In this previous question it came up that there's a pretty explicit formula for the exponential of a triangular matrix.
In the below, let $*$ denote convolution and define
$$ G_{\lambda_i}(t) = \begin{cases} \exp(\lambda_i t) & t \geq 0 \\ 0 & \text{otherwise.} \end{cases} $$
Then, given a lower triangular matrix
$$ L = \begin{pmatrix} \lambda_1 & & & \\ l_{21} & \lambda_2 & & \\ \vdots& & \ddots & \\ l_{n1}&l_{n2} &\dots &\lambda_n \end{pmatrix} $$
for $t \geq 0$, the $(a,b)$ entry of the matrix exponential is
$$ \left(\exp(tL)\right)_{ab} = \sum_{a = i_1 > i_2 > \dots > i_k = b} l_{i_1i_2}\cdots l_{i_{k-1}i_k} (G_{\lambda_{i_1}} * \dots * G_{\lambda_{i_k}})(t). $$
For example,
$$ \left(\exp(tL)\right)_{31} = l_{31} (G_{\lambda_3} * G_{\lambda_1})(t) + l_{32} l_{21} (G_{\lambda_3} * G_{\lambda_2} * G_{\lambda_1})(t). $$
This is fairly straightforward to see by induction. We're building up a solution to a differential equation $d/dt \exp(tA) = A \exp(tA)$. At each induction step there is an inhomogenous linear equation for the new entries, whose homogenous part has Green's function $G_{\lambda_n}$, so the inhomogenous solution is a combination of convolutions of the previous bits with that.

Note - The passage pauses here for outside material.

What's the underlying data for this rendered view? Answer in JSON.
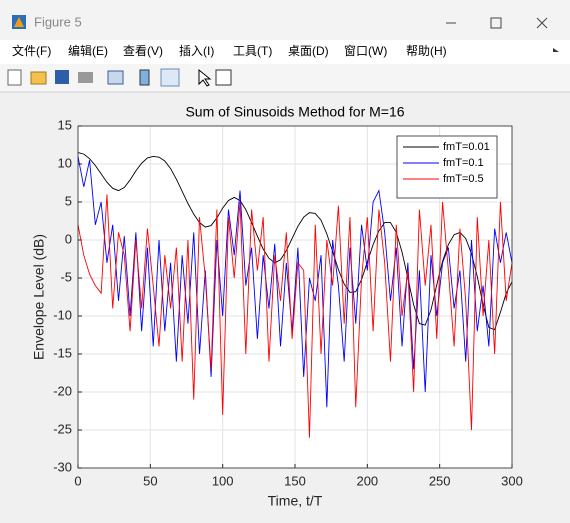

I suspect there's also some combinatorial interpretation and argument. Probably something in terms of Laplace transforms too.
This is a bit different from the way explicit formulas for exponentials of matrices are usually discussed:
- Usually, we reduce things all the way to Jordan blocks rather than merely triangular matrices.
- Usually, we decompose $G_{\lambda} * G_{\mu}$ into a linear combination $(\lambda - \mu)^{-1} G_\lambda - (\lambda - \mu)^{-1} G_\mu$, and handle the $\lambda = \mu$ case separately: $(G_\lambda * G_\lambda)(t) = t G_\lambda(t).$
(Avoiding both of these was useful for the previous question linked above; the goal was to find uniform bounds, and both the JNF and the decomposed-into-linear-combinations expressions are sensitive to small changes in the matrix entries.)
This direct formulation in terms of convolutions of Green's functions feels like a "textbook" result from some textbook somewhere, but I'm not familiar enough with the topic to know where.
Does anyone have a reference in the literature that states more or less this?